Uma biblioteca que não guarda livros, mas plantas que remontam a paisagens inteiras. Assim pode ser definido o Herbário BLA (Laboratório Brasileiro de Agrostologia), que alcançou, neste início de ano, a marca de 20 mil exemplares no acervo. O número consolida a coleção como um dos mais importantes registros da flora campestre do sul do Brasil.
E, mais simbólico que isso, só a espécie de número 20 mil: o Butia witeckii. Rara, endêmica do Rio Grande do Sul e ameaçada de extinção, a palmeira foi coletada em Júlio de Castilhos durante uma expedição recente da equipe do herbário, que soma cinco pessoas.
— É muito provavelmente o butiazeiro mais raro e ameaçado do Estado. O levantamento mostrou que a população inteira não passa de 100 indivíduos reprodutivos — contextualiza o curador, Gilson Schlindwein, pesquisador do Departamento de Diagnóstico e Pesquisa Agropecuária (DDPA) da Secretaria Estadual da Agricultura.

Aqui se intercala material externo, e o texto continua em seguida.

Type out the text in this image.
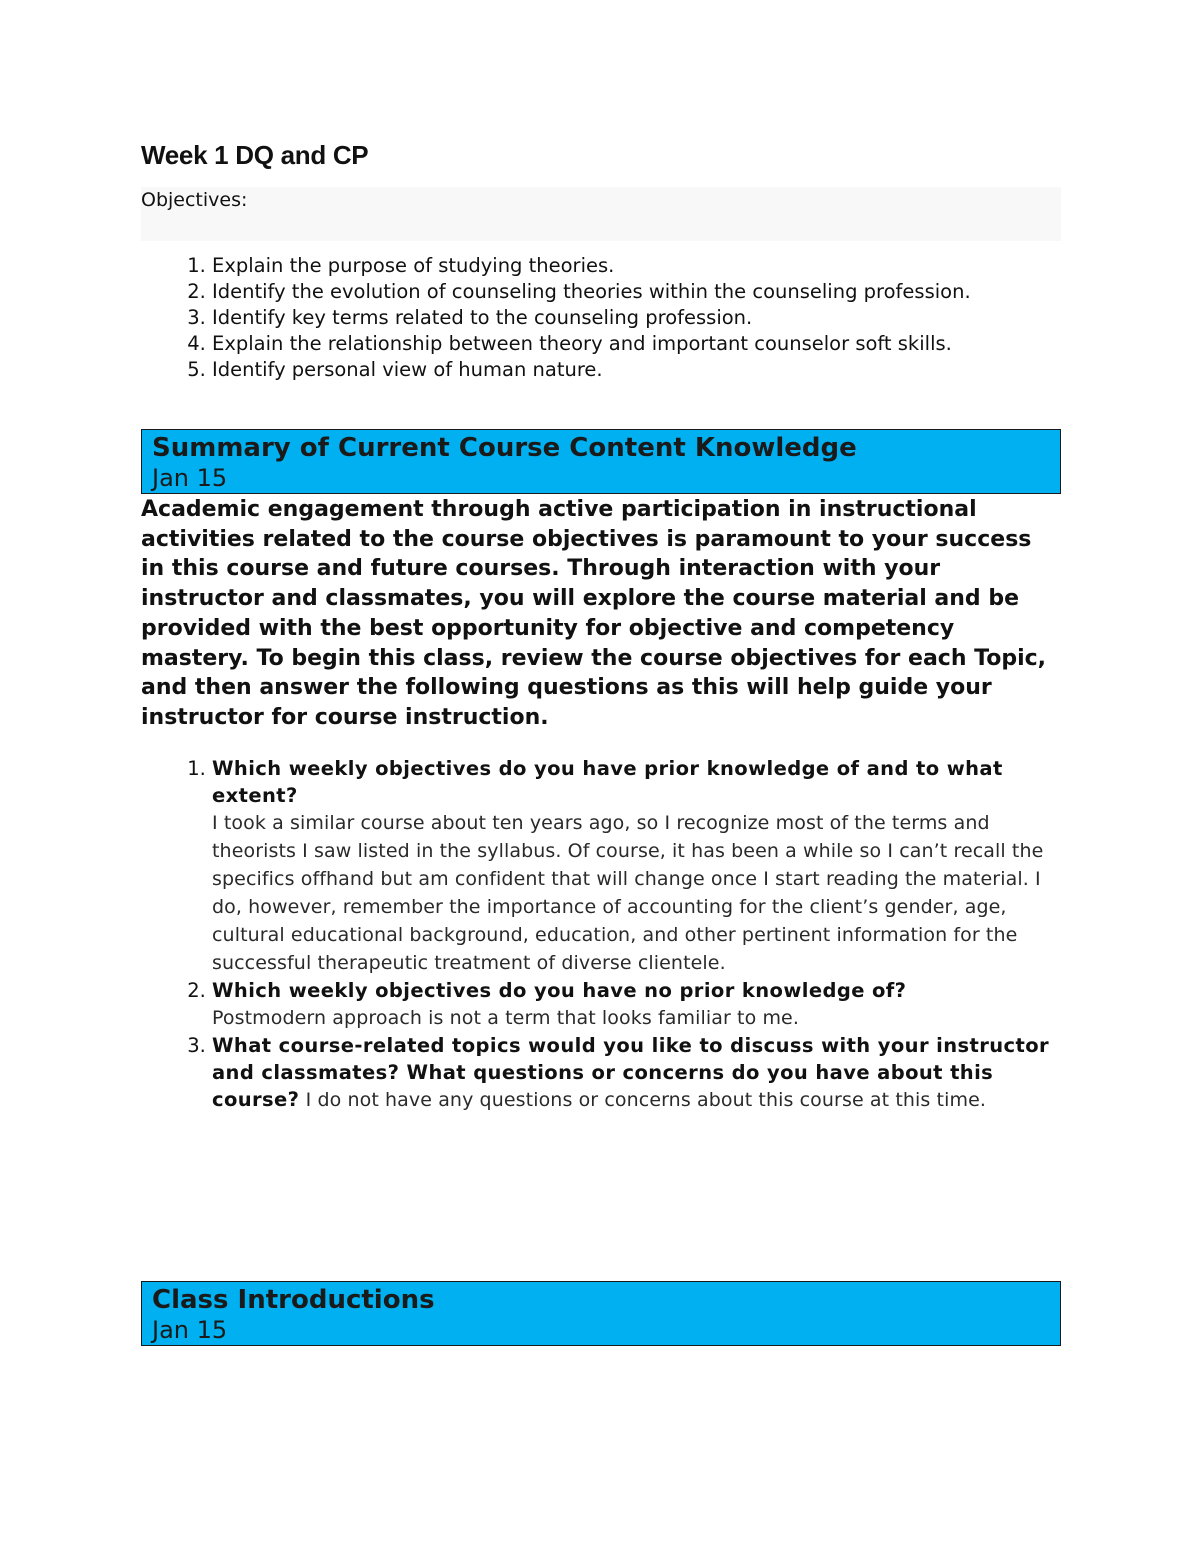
Week 1 DQ and CP
Objectives:
1. Explain the purpose of studying theories.
2. Identify the evolution of counseling theories within the counseling profession.
3. Identify key terms related to the counseling profession.
4. Explain the relationship between theory and important counselor soft skills.
5. Identify personal view of human nature.
Summary of Current Course Content Knowledge
Jan 15

Academic engagement through active participation in instructional activities related to the course objectives is paramount to your success in this course and future courses. Through interaction with your instructor and classmates, you will explore the course material and be provided with the best opportunity for objective and competency mastery. To begin this class, review the course objectives for each Topic, and then answer the following questions as this will help guide your instructor for course instruction.

1. Which weekly objectives do you have prior knowledge of and to what extent?
I took a similar course about ten years ago, so I recognize most of the terms and theorists I saw listed in the syllabus. Of course, it has been a while so I can’t recall the specifics offhand but am confident that will change once I start reading the material. I do, however, remember the importance of accounting for the client’s gender, age, cultural educational background, education, and other pertinent information for the successful therapeutic treatment of diverse clientele.
2. Which weekly objectives do you have no prior knowledge of?
Postmodern approach is not a term that looks familiar to me.
3. What course-related topics would you like to discuss with your instructor and classmates? What questions or concerns do you have about this course? I do not have any questions or concerns about this course at this time.
Class Introductions
Jan 15
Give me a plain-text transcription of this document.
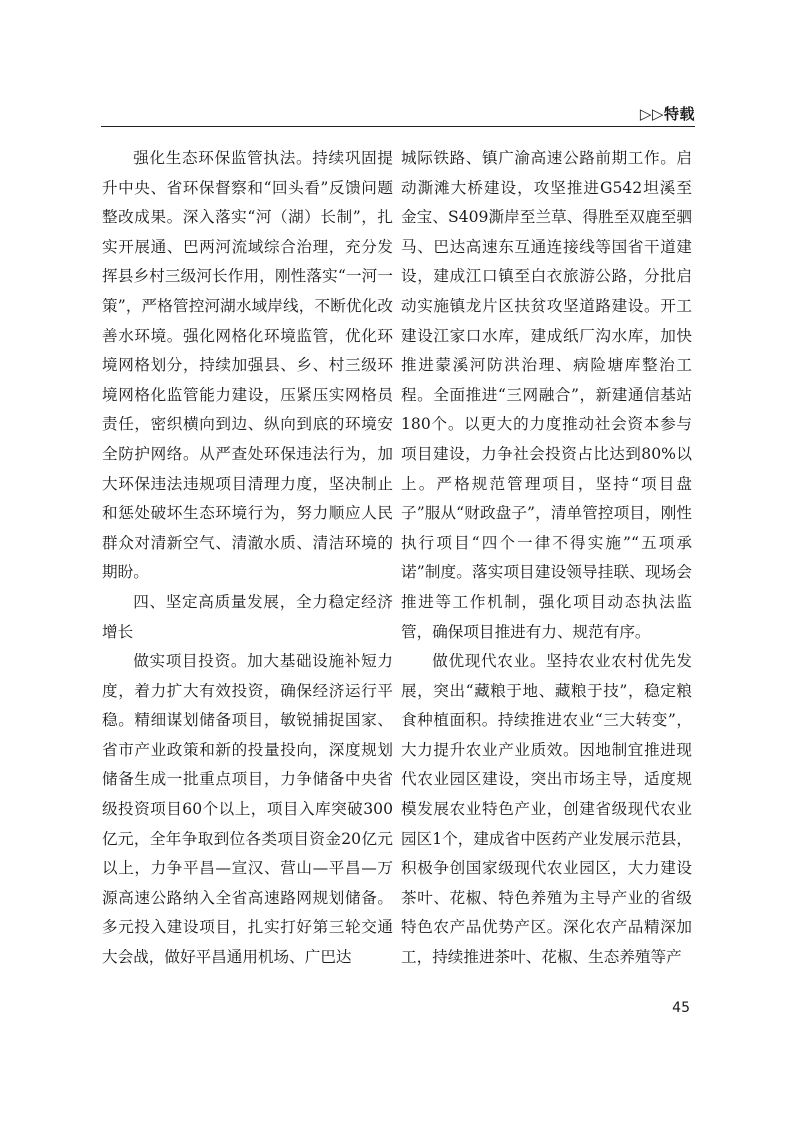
▷▷特载

强化生态环保监管执法。持续巩固提升中央、省环保督察和“回头看”反馈问题整改成果。深入落实“河（湖）长制”，扎实开展通、巴两河流域综合治理，充分发挥县乡村三级河长作用，刚性落实“一河一策”，严格管控河湖水域岸线，不断优化改善水环境。强化网格化环境监管，优化环境网格划分，持续加强县、乡、村三级环境网格化监管能力建设，压紧压实网格员责任，密织横向到边、纵向到底的环境安全防护网络。从严查处环保违法行为，加大环保违法违规项目清理力度，坚决制止和惩处破坏生态环境行为，努力顺应人民群众对清新空气、清澈水质、清洁环境的期盼。

四、坚定高质量发展，全力稳定经济增长

做实项目投资。加大基础设施补短力度，着力扩大有效投资，确保经济运行平稳。精细谋划储备项目，敏锐捕捉国家、省市产业政策和新的投量投向，深度规划储备生成一批重点项目，力争储备中央省级投资项目60个以上，项目入库突破300亿元，全年争取到位各类项目资金20亿元以上，力争平昌—宣汉、营山—平昌—万源高速公路纳入全省高速路网规划储备。多元投入建设项目，扎实打好第三轮交通大会战，做好平昌通用机场、广巴达

城际铁路、镇广渝高速公路前期工作。启动澌滩大桥建设，攻坚推进G542坦溪至金宝、S409澌岸至兰草、得胜至双鹿至驷马、巴达高速东互通连接线等国省干道建设，建成江口镇至白衣旅游公路，分批启动实施镇龙片区扶贫攻坚道路建设。开工建设江家口水库，建成纸厂沟水库，加快推进蒙溪河防洪治理、病险塘库整治工程。全面推进“三网融合”，新建通信基站180个。以更大的力度推动社会资本参与项目建设，力争社会投资占比达到80%以上。严格规范管理项目，坚持“项目盘子”服从“财政盘子”，清单管控项目，刚性执行项目“四个一律不得实施”“五项承诺”制度。落实项目建设领导挂联、现场会推进等工作机制，强化项目动态执法监管，确保项目推进有力、规范有序。

做优现代农业。坚持农业农村优先发展，突出“藏粮于地、藏粮于技”，稳定粮食种植面积。持续推进农业“三大转变”，大力提升农业产业质效。因地制宜推进现代农业园区建设，突出市场主导，适度规模发展农业特色产业，创建省级现代农业园区1个，建成省中医药产业发展示范县，积极争创国家级现代农业园区，大力建设茶叶、花椒、特色养殖为主导产业的省级特色农产品优势产区。深化农产品精深加工，持续推进茶叶、花椒、生态养殖等产

45
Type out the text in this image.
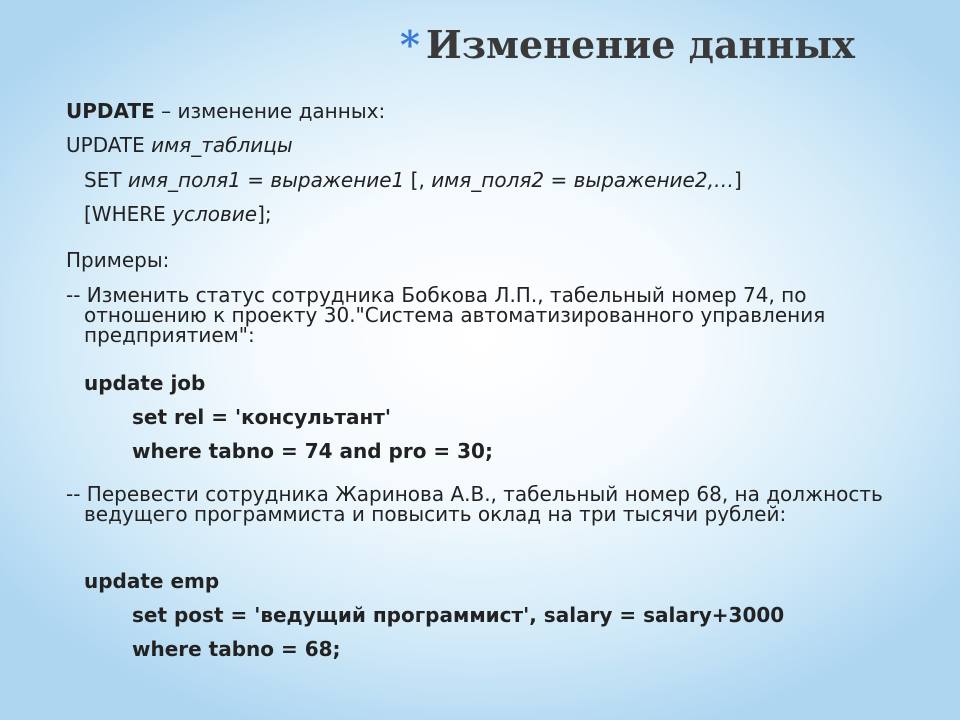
* Изменение данных
UPDATE – изменение данных:
UPDATE имя_таблицы
SET имя_поля1 = выражение1 [, имя_поля2 = выражение2,…]
[WHERE условие];
Примеры:
-- Изменить статус сотрудника Бобкова Л.П., табельный номер 74, по отношению к проекту 30."Система автоматизированного управления предприятием":
update job
set rel = 'консультант'
where tabno = 74 and pro = 30;
-- Перевести сотрудника Жаринова А.В., табельный номер 68, на должность ведущего программиста и повысить оклад на три тысячи рублей:
update emp
set post = 'ведущий программист', salary = salary+3000
where tabno = 68;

Fundado em 1947, o Herbário BLA guarda, desde então, exemplares catalogados que são testemunhas do que existiam — e de como existiam — em determinada região. Ali estão conservadas pistas sobre a composição original da vegetação nativa, o avanço da agricultura, a urbanização, a conversão de áreas naturais e, mais recentemente, os efeitos das mudanças climáticas.
Para isso, as plantas passam por um processo rigoroso: coleta, desidratação em estufa, prensagem e catalogação. Assim, podem ser preservadas por mais de 100 anos.

Butiazais sob lupa
No caso do Butia witeckii, a coleta integra o projeto Integrando conservação e geração de renda através do manejo, cultivo e valorização econômica em áreas com butiazeiros nativos do RS. Além de avaliar populações, a equipe faz levantamento florístico, analisa indivíduos e estuda formas de manejo que conciliem uso econômico e conservação.
Hoje, são oito espécies de butiazeiros registradas no Estado, cada uma associada a uma composição florística própria — mosaicos que ajudam a entender quais áreas são estratégicas para conservação e como podem ser manejadas de forma sustentável.